Small satellites are a big trend. Drawn by lucrative business prospects, companies and capital around the world are fuelling a sort of smallsat rush. Whether smallsats are likely to deliver on their heady commercial promise remains to be seen. But they are disrupting markets and governments alike, and have emerged as one of the principal driving forces for democratizing the landscape of outer space activities.
Smallsats are not a novel phenomenon. By definition their size and weight matters, which provides links to their past and clues to their future. Generally included among their varieties are microsatellites (10-100 kg), nanosatellite (1-10 kg), and picosatellites (0.1-1 kg). CubeSats, a class of standardized nanosatellites (based on units of a 10 cm cube) draw attention for their nifty characteristics, and are useful comparators for thinking about bigger and smaller sizes. Depending on how you classify things the earliest satellites like Sputnik I (83.6 kg), Explorer I (13.9 kg), and Vanguard I (1.47 kg) fall under the rubric.
The newest “Chipsat” types in the femtosatellite class (10-100 g) are barely there, but could turn out to be transformative because of that scale. One example is the aptly named prototype Sprite, that is no bigger than a postage stamp but with power, sensor, and communication systems on a printed circuit board that can sail through the solar system like space dust.
Since Sputnik I, smallsats have loomed large in the intellectual and entrepreneurial imagination. Starting formally in 1987, public, private and university participants have been coming together in the world’s leading specialized Small Satellite Conference that gives some sense of long-standing interest in this area. Its earliest proceedings resonate in what we hear so commonly about smallsats today – enthusiastic developers, less mass, low costs, short production time frames, ingenious new possibilities.

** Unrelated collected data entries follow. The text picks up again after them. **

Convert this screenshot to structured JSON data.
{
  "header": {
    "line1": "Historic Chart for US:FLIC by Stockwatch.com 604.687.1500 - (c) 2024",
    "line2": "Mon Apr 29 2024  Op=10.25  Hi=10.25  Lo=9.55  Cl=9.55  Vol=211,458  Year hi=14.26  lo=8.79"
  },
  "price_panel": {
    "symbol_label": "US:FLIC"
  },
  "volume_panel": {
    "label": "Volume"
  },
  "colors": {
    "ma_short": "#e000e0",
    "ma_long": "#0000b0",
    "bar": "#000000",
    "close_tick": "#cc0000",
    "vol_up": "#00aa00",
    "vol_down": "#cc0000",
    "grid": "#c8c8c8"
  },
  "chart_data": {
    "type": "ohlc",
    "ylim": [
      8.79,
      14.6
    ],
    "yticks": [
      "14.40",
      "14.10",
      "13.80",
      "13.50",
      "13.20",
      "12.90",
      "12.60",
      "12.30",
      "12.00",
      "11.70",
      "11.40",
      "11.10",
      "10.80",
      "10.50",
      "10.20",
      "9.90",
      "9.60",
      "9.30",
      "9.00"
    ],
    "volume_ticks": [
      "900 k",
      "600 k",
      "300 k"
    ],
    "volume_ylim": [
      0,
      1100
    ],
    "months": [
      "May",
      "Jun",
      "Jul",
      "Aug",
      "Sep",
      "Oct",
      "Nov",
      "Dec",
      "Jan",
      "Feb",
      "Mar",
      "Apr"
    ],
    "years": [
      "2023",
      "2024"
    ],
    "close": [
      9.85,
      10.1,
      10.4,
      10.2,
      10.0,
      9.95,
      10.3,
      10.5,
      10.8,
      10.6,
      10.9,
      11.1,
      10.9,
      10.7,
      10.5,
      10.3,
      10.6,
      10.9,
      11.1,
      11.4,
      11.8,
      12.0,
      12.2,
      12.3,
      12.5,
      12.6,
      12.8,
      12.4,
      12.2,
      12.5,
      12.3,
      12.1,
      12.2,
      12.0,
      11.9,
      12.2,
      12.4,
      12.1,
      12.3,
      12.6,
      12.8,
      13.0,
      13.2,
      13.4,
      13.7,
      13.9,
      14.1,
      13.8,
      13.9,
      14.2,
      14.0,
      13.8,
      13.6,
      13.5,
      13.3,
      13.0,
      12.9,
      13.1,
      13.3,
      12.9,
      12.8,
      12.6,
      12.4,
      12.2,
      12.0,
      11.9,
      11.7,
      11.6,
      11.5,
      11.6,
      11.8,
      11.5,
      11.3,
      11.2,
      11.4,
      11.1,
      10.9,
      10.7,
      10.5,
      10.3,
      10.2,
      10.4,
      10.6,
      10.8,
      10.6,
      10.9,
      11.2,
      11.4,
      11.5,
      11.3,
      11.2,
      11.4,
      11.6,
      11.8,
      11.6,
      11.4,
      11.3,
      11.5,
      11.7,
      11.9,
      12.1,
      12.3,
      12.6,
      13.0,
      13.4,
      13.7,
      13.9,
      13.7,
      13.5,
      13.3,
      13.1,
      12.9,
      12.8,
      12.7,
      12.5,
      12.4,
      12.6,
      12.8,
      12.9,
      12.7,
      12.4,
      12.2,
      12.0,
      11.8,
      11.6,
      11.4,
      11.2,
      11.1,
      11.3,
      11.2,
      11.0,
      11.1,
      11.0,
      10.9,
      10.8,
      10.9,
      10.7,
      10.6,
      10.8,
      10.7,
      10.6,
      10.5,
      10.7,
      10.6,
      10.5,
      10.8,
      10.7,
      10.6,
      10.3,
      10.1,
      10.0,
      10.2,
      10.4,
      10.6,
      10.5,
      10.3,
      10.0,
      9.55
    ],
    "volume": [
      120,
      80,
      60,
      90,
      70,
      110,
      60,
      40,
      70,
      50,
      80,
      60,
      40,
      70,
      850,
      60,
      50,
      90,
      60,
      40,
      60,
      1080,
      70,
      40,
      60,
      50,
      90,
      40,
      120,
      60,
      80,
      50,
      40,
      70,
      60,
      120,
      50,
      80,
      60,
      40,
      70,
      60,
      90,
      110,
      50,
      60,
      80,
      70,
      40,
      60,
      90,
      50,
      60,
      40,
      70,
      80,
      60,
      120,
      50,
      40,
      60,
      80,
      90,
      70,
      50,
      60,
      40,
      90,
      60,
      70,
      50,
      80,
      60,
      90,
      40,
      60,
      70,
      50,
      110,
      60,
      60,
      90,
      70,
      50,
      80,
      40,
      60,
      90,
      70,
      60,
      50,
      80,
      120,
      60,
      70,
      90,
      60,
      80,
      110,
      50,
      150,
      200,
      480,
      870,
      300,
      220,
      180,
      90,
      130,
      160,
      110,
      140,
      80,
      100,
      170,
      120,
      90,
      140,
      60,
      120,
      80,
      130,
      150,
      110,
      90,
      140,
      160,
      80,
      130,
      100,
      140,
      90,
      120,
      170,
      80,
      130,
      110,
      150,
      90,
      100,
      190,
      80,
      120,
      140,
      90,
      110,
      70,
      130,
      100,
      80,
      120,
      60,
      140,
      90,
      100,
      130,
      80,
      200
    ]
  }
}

It is the range of developers that takes us beyond just governments and the West. Universities have played a pivotal role in this process. Academics at Stanford and California Polytechnic State University helped develop the original concepts for CubeSat, for example. The University of Surrey showcased the development of cheaper and smaller satellites more rapidly with commercial off-the-shelf (COTS) components. At the University of Washington the CubeSat Team in the Advanced Propulsion Lab is working on cutting-edge communication and propulsion, and at Cornell University the Space Systems Design Studio is experimenting with the possibilities of Sprites.
The same processes are at play in Asia, home to ambitious new players in space. In Japan, the Intelligent Space Systems Laboratory at the University of Tokyo is taking the country’s smallsats into newer terrains. In Singapore, the Satellite Research Center at Nanyang Technological University has moved to deepen its expertise in small satellites by establishing a research lab in partnership with Thales Solutions Asia and Europe’s largest satellite maker, Thales Alenia Space. India too is attempting to draw on the university-centered model. The Chinese Academy of Sciences (CAS) has backed a non-profit organization, the Shanghai Engineering Center for Microsatellites as well as the CAS Joint Key Laboratory of Microsatellites.
The educational mission resonates in other regions. In Russia, for example, smallsats under the Space Scientific and Education Project of Lomonosov Moscow State University are being manufactured by Polyot, which identifies itself as a major aerospace enterprise. In Brazil, the Federal University of Santa Maria worked in partnership with the National Institute of Space Research to launch the country’s first nanosatellite. At the Cape Peninsula University of Technology in South Africa, and in collaboration with the national space agency, postgraduate students helped launch the country’s first CubeSat through a program in the cross-border French South African Institute of Technology.
But the worldwide game is no longer merely about the training of the next generation of students or the demonstration of technologies. The smallsat rush is about new and old companies on a quest for commercialization. And with reason based on rosy market projections. One by SpaceWorks, which monitors global satellite activities, says that 107 commercial nano/microsatellite (1-50 kg) were launched in 2014, and thousands of smallsats (101-500 kg) are projected for launch in the next 15 years.
These ventures have already seen multi-million and multi-billion dollar investments, signaling strong private sector interest across the world in, for example, earth observations and imaging. Startups like Dauria Aerospace and Sputnix are hailed as the first private Russian companies to launch smallsats in the so-called new space economy. And companies like Planet Labs, Skybox Imaging (bought out by Google), OneWeb, Space X, UrtheCast, and BlackSky are welcoming us to see our world as never before.
There is a dark side to democratization too. The seemingly unstoppable spread of smallsats raises concerns about privacy, debris, and military uses. Their marriage with big data analytics alerts us to the ethics of social surveillance. Their increasing numbers affect the likelihood of collisions that add to the problem of orbital debris. And the 2015 keynote address at the small satellites conference by none other than General John E. Hyten, Commander of U.S. Air Force Space Command, signals that military stakeholders are not disinterested players in the technology that is at the heart of the deadly counterspace race today. These are all avenues to watch as we rethink the possibilities of the emerging space order and its governance.